# Transmissions and their differences



## wlorton (Feb 28, 2010)

I am looking into getting a gto in the future (just joined site and its great)
I am unsure if this is the right location in the forum but,

Performance-wise, what are the differences between the 06's manual and transmission models?

I rode with a friend who has the manual and it was QUICK, but I have not been in an automatic to know for sure...

Aside note, the 04-05 were LS1 equipped while the 06 was LS2 equipped? Making the difference from the prior years at 350hp to break 400hp correct?

Thanks ahead of time, will be searching the site more and more


*I have found some of the stickies... and noticed that the LS2 was used in the 05 as well... still learning whereabouts on the site*


----------



## Rukee (Feb 8, 2007)

`04 = ls1
`05-`06 = ls2
manual tranny you shift, auto just leave it in drive.


----------



## wlorton (Feb 28, 2010)

Rukee said:


> `04 = ls1
> `05-`06 = ls2
> manual tranny you shift, auto just leave it in drive.


This I know.. its more of like 0-60 and gas mileage?
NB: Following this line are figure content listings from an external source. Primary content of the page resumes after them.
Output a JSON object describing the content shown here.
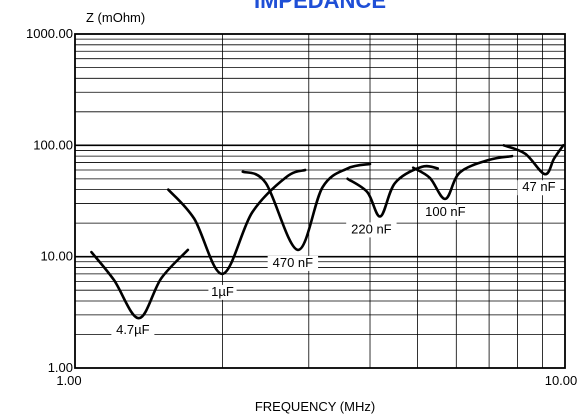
{
  "chart_data": {
    "type": "line",
    "title": "IMPEDANCE",
    "xlabel": "FREQUENCY (MHz)",
    "ylabel": "Z (mOhm)",
    "x_scale": "log",
    "y_scale": "log",
    "xlim": [
      1,
      10
    ],
    "ylim": [
      1,
      1000
    ],
    "x_ticks": [
      "1.00",
      "10.00"
    ],
    "y_ticks": [
      "1.00",
      "10.00",
      "100.00",
      "1000.00"
    ],
    "grid": true,
    "colors": {
      "title": "#1f4fd6",
      "line": "#000000",
      "grid": "#000000"
    },
    "series": [
      {
        "label": "4.7µF",
        "resonance": [
          1.35,
          2.8
        ],
        "points": [
          [
            1.08,
            11
          ],
          [
            1.2,
            6.2
          ],
          [
            1.35,
            2.8
          ],
          [
            1.5,
            6.4
          ],
          [
            1.7,
            11.5
          ]
        ]
      },
      {
        "label": "1µF",
        "resonance": [
          2.0,
          7.0
        ],
        "points": [
          [
            1.55,
            40
          ],
          [
            1.75,
            22
          ],
          [
            2.0,
            7.0
          ],
          [
            2.3,
            25
          ],
          [
            2.7,
            52
          ],
          [
            2.95,
            60
          ]
        ]
      },
      {
        "label": "470 nF",
        "resonance": [
          2.85,
          11.5
        ],
        "points": [
          [
            2.2,
            58
          ],
          [
            2.45,
            46
          ],
          [
            2.85,
            11.5
          ],
          [
            3.2,
            42
          ],
          [
            3.6,
            62
          ],
          [
            4.0,
            68
          ]
        ]
      },
      {
        "label": "220 nF",
        "resonance": [
          4.2,
          23
        ],
        "points": [
          [
            3.6,
            50
          ],
          [
            3.95,
            38
          ],
          [
            4.2,
            23
          ],
          [
            4.5,
            46
          ],
          [
            5.1,
            64
          ],
          [
            5.5,
            62
          ]
        ]
      },
      {
        "label": "100 nF",
        "resonance": [
          5.7,
          33
        ],
        "points": [
          [
            4.9,
            63
          ],
          [
            5.3,
            51
          ],
          [
            5.7,
            33
          ],
          [
            6.1,
            57
          ],
          [
            7.0,
            74
          ],
          [
            7.8,
            80
          ]
        ]
      },
      {
        "label": "47 nF",
        "resonance": [
          9.1,
          55
        ],
        "points": [
          [
            7.5,
            100
          ],
          [
            8.3,
            84
          ],
          [
            9.1,
            55
          ],
          [
            9.5,
            76
          ],
          [
            9.92,
            100
          ]
        ]
      }
    ]
  }
}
Is the manual transmission that much better?


----------



## Rukee (Feb 8, 2007)

Manuals in any car are almost always faster and get better mileage. 
Do you want to shift or not?


----------



## wlorton (Feb 28, 2010)

Rukee said:


> Manuals in any car are almost always faster and get better mileage.
> Do you want to shift or not?


That is the biggest personal debate, but I know with the rx8 (dont shun me) they had a detuned version of the engine in the automatics, and had a shorter band.... only the manuals could hit over 6-7k if I remember correctly.

My buddy has an 06 6speed, and man is that quick... Only thing is that I havent had to drive a stick since I was 17, and at that I didnt drive to much...

Are the GTO's "difficult" to learn/relearn on?


----------



## 6point0 goat (Aug 1, 2009)

the difference in 0-60 times is minimal, autos were said to be quicker from the factory according to the borchure and magazine tests but its down to drivers. the autos got the SAME powerplant as the manuals did so like i said, its anyones guess. i have an A4 and have taken an M6 before with the same mods as me. 

MPG wise.....the manual is better than an auto, ive heard of people with M6's gettin upto 28-29 mpg on the high way. highest ive gotten in my 05' auto is like 21 on highway.


----------